FTC Settles With Developer Who Hijacked Phones To Mine Cryptocurrency

A game and rewards app was really a Trojan horse, installing virtual currency mining software on the phones of unsuspecting consumers.

The thousands of consumers who downloaded the Prized app for Android from Google Play and the Amazon Appstore, beginning in 2014, believed they were working to redeem points for gift cards and clothing. Little did they know they were unwittingly enlisting their smartphones in the app developer's automated army as well.

The main purpose of Prized was actually to install malware on consumers' phones that would mine for virtual currency, harnessing the computing power of a massive fleet of mobile devices, to the unlawful benefit of the developer, Ryan Ramminger.

The Federal Trade Commission and the New Jersey Attorney General have settled with Ramminger, banning him from further distributing the malicious software. He will also be forced to pay the state of New Jersey $50,000. According to the FTC complaint, the malware mined for Dogecoin, Litecoin and QuarkCoin, but not the most prominent of the virtual currencies, bitcoin. In doing so, it caused rapid battery drains and monthly data overages on the devices on which it was installed. The settlement between the FTC and Ramminger requires that he destroy all the consumer information collected through the app. Ramminger has neither admitted to nor denied the allegations brought by the FTC.

In its complaint, the FTC alleged that Ramminger and his company, Equiliv Investments, violated the FTC Act and the New Jersey Consumer Fraud Act.

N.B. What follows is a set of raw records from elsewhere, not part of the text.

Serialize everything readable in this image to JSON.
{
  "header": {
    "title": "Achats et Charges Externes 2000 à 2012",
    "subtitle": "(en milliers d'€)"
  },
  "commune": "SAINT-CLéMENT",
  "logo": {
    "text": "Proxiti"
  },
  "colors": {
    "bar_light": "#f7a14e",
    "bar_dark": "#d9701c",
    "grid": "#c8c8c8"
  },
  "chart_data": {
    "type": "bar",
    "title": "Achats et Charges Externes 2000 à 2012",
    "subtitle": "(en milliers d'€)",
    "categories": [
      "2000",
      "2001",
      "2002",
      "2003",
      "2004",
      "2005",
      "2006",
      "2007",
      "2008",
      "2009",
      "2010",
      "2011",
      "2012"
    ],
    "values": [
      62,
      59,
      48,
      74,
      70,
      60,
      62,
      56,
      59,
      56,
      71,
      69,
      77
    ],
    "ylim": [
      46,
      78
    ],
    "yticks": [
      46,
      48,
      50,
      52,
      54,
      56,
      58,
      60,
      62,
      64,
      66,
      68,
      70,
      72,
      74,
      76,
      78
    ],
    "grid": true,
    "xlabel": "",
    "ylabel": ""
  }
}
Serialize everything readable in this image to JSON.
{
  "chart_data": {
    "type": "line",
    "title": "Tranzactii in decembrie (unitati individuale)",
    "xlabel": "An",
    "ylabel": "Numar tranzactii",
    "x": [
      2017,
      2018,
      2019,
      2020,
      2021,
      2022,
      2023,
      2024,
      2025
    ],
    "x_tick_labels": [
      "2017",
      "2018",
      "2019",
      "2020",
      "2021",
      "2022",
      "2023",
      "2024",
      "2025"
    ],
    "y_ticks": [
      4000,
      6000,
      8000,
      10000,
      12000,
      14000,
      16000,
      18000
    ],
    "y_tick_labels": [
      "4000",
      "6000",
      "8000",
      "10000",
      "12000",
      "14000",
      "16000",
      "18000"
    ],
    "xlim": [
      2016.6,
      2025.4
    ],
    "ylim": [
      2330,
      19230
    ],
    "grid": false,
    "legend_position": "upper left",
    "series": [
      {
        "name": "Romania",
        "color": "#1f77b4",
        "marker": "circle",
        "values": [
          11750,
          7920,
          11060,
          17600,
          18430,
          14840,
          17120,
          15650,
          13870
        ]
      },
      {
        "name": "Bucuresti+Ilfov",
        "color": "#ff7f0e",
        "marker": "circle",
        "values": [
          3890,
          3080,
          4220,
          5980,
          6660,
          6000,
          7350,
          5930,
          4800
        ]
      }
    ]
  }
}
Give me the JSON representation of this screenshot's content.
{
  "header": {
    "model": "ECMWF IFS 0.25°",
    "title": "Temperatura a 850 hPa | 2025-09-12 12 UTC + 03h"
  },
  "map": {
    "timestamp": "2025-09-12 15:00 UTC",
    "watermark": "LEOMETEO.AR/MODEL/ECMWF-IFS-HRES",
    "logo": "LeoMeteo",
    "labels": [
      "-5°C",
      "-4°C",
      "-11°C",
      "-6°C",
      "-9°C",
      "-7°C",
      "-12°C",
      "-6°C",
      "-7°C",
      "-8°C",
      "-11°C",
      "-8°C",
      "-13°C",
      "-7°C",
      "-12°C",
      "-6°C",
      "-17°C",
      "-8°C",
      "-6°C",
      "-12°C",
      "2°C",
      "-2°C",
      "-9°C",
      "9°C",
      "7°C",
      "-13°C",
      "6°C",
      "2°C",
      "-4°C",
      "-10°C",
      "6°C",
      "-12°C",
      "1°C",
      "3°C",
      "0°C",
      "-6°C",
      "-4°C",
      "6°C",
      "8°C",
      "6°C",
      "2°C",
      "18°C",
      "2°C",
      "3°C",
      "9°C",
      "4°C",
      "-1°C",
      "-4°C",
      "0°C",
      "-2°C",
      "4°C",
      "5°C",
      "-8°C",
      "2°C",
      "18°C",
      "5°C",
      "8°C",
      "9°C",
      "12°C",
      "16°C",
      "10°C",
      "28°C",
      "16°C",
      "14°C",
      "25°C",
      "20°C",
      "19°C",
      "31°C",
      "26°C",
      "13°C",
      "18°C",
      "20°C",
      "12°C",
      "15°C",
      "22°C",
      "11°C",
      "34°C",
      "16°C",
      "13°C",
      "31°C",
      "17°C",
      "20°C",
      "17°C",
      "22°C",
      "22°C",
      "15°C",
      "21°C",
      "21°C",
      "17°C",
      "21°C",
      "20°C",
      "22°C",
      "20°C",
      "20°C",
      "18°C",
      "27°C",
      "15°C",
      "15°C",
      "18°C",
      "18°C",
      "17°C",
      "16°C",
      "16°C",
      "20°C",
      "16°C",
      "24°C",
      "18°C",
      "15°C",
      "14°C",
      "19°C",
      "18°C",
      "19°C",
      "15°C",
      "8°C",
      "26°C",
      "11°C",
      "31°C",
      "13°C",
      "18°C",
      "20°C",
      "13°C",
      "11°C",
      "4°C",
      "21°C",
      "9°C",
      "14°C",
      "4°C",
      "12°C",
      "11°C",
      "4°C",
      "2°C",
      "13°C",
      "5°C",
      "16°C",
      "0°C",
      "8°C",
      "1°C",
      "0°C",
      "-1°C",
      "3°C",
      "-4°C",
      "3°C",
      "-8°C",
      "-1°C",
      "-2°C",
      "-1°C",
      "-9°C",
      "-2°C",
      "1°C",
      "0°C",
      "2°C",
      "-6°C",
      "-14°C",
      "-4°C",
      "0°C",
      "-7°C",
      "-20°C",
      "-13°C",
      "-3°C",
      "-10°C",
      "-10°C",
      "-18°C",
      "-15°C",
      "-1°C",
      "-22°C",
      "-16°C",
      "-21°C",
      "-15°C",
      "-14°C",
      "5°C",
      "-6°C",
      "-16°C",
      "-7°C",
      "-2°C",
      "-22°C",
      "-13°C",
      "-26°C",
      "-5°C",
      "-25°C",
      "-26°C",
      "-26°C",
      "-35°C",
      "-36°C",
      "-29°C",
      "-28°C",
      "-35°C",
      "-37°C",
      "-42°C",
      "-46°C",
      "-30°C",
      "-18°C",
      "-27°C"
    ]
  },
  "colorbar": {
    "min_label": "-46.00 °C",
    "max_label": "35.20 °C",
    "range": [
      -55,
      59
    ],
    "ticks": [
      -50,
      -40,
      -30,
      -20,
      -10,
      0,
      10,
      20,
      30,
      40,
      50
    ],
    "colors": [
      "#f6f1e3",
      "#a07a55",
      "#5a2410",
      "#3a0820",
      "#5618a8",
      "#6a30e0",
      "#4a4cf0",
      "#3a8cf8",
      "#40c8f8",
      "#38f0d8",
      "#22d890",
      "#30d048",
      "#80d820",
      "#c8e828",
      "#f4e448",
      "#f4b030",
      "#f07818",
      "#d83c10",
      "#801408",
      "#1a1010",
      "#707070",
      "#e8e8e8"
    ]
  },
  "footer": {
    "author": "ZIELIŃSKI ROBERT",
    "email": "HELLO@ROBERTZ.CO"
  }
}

"Hijacking consumers' mobile devices with malware to mine virtual currency isn't just deplorable; it's also illegal," said Jessica Rich, director of the FTC's Bureau of Consumer Protection. "These scammers are now prohibited from trying such a scheme again."

Helen Wong, an attorney with the FTC's Division of Financial Practices, told BuzzFeed News that this case is the first of its kind. The commission has dealt with email-based malware in the past, but Prized was the first instance of malicious activity originating in an app. She said the FTC has alleged that the app did not do any part of what it claimed — even the rewards part of the app, the legal, functioning aspect, was illegitimate and part of the ruse.